Methods: We performed a cross-sectional observational study of all admitted adult patients (age >18 years) whose serum vitamin A levels were tested at Grady hospital from January 2013 to November 2024 to determine the prevalence of abnormal (high or low) levels. Slicer Dicer was used to obtain patient data from the EPIC electronic medical record. Serum testing of vitamin A (< 38 mcg/dL) indicates deficiency. We followed up with a pilot study to look in greater depth at abnormal samples from 1/1/2023 to 12/31/2023 to examine the proportion that were low and the demographic characteristics of those with deficiencies. Microsoft Excel was used to perform descriptive statistics.

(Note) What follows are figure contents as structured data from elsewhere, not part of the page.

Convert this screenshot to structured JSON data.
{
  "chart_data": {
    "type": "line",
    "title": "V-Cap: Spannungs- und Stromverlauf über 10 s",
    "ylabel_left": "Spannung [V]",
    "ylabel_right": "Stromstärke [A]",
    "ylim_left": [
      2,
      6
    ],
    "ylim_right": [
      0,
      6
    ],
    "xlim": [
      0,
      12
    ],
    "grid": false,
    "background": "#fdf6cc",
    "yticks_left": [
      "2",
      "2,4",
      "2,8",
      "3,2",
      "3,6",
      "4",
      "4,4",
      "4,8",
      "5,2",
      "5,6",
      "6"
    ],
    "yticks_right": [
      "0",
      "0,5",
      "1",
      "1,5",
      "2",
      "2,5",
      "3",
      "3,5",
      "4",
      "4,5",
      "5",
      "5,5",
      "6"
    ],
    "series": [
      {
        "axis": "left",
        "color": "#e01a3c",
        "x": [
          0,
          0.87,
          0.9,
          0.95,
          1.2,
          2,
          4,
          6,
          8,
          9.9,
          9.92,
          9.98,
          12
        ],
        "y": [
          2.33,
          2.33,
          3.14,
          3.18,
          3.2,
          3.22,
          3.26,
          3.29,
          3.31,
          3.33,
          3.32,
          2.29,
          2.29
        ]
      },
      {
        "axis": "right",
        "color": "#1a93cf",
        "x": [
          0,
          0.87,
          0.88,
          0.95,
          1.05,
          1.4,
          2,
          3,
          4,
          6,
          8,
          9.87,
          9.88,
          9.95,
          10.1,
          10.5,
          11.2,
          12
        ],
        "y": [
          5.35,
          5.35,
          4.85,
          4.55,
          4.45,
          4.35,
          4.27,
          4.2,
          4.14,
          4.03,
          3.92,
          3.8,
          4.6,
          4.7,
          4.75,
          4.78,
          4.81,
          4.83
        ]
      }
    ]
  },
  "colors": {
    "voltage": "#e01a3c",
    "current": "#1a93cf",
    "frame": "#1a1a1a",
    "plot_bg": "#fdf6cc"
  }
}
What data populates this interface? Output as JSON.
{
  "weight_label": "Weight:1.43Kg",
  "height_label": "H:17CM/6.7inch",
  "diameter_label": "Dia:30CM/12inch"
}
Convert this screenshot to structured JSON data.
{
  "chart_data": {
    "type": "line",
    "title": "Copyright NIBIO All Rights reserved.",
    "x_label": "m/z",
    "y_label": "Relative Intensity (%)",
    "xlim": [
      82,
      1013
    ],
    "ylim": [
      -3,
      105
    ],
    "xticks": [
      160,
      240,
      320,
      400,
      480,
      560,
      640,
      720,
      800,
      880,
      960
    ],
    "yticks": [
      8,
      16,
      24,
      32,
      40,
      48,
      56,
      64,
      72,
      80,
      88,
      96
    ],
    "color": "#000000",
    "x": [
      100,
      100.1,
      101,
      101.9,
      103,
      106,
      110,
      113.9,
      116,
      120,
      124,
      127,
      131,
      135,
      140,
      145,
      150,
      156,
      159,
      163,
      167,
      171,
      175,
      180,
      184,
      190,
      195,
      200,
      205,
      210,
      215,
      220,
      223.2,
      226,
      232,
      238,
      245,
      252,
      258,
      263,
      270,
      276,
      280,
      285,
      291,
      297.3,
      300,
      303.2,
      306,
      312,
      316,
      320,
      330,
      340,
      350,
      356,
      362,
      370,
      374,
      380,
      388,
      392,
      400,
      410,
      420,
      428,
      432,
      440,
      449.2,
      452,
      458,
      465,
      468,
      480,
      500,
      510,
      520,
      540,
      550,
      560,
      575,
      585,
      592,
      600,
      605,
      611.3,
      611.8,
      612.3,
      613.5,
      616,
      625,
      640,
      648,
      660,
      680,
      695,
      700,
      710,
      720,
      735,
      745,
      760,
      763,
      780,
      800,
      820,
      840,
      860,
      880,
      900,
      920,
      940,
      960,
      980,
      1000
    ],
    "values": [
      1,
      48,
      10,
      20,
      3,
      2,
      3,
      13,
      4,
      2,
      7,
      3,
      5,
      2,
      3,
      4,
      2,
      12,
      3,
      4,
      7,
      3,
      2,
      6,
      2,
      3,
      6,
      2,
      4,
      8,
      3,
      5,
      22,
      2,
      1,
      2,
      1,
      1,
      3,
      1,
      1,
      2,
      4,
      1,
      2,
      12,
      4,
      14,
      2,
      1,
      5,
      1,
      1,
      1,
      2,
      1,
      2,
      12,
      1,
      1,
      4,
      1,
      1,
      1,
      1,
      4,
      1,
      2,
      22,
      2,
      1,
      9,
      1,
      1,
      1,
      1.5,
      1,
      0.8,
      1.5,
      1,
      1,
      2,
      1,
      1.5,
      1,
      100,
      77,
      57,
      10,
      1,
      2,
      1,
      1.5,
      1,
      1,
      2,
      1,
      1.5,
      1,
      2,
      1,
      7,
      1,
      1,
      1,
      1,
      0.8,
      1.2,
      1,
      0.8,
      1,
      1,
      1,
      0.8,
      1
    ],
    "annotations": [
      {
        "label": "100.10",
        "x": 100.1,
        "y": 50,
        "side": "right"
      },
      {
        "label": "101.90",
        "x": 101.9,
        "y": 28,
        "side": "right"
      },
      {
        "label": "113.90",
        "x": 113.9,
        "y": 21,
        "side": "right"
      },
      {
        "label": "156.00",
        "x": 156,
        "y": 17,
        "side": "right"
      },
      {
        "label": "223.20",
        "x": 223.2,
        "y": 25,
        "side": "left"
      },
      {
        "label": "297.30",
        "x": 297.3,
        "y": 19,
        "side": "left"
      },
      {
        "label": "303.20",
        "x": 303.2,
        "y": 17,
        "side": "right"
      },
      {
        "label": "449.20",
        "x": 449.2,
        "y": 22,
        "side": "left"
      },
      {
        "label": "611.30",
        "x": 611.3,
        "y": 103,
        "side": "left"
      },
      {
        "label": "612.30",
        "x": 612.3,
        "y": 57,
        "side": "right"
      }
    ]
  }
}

Results: Serum vitamin A levels were ordered 705 times between 2013–2024; 524 samples (74.3%) were labeled abnormal. In the pilot study from 1/1/2023 to 12/31/2023, among all 135 patients tested for Vitamin A, 107 (79.2%) came back “abnormal,” and all but 2 samples tested as deficiently low (< 38 mcg/dL). Fifty-nine samples (55%) were ≤20 mcg/dL, reflecting moderate deficiency, and 22 samples (20.6%) were ≤10 mcg/dL, reflecting severe deficiency. The median age of patients was 55.5 years. Sixty of the abnormal low samples (56%) were in men and 47 (44%) were in women. Eighty-six patients (80.3%) self-reported Black or African American race while 11 (10.2%) identified as White or Caucasian. One quarter (n=27, 25.2%) of patients had a BMI >30; 39 patients (36.4%) had a normal BMI (between 18.5 and 25); and 18 (16.8%) patients had BMI < 18.5. At the end of the study period, 93 patients (87%) were alive and 14 (13%) were deceased. Eight patients had repeat Vitamin A levels tested, but only the first value was included in the study.
Conclusions: To our knowledge, this is one of the largest data samples of vitamin A testing in admitted patients. Three in four samples tested for serum vitamin A level were lower than the minimum cut-off value. Though vitamin A deficiency in hospitalized patients may not reflect vitamin A deficiency in the general population, the high prevalence of vitamin A deficiency we observed is alarming. Also, with three in four patients tested for vitamin A showing deficiency, it is important to investigate the risk factors and specific patient populations that are at risk for developing vitamin A deficiency and subsequent clinical repercussions.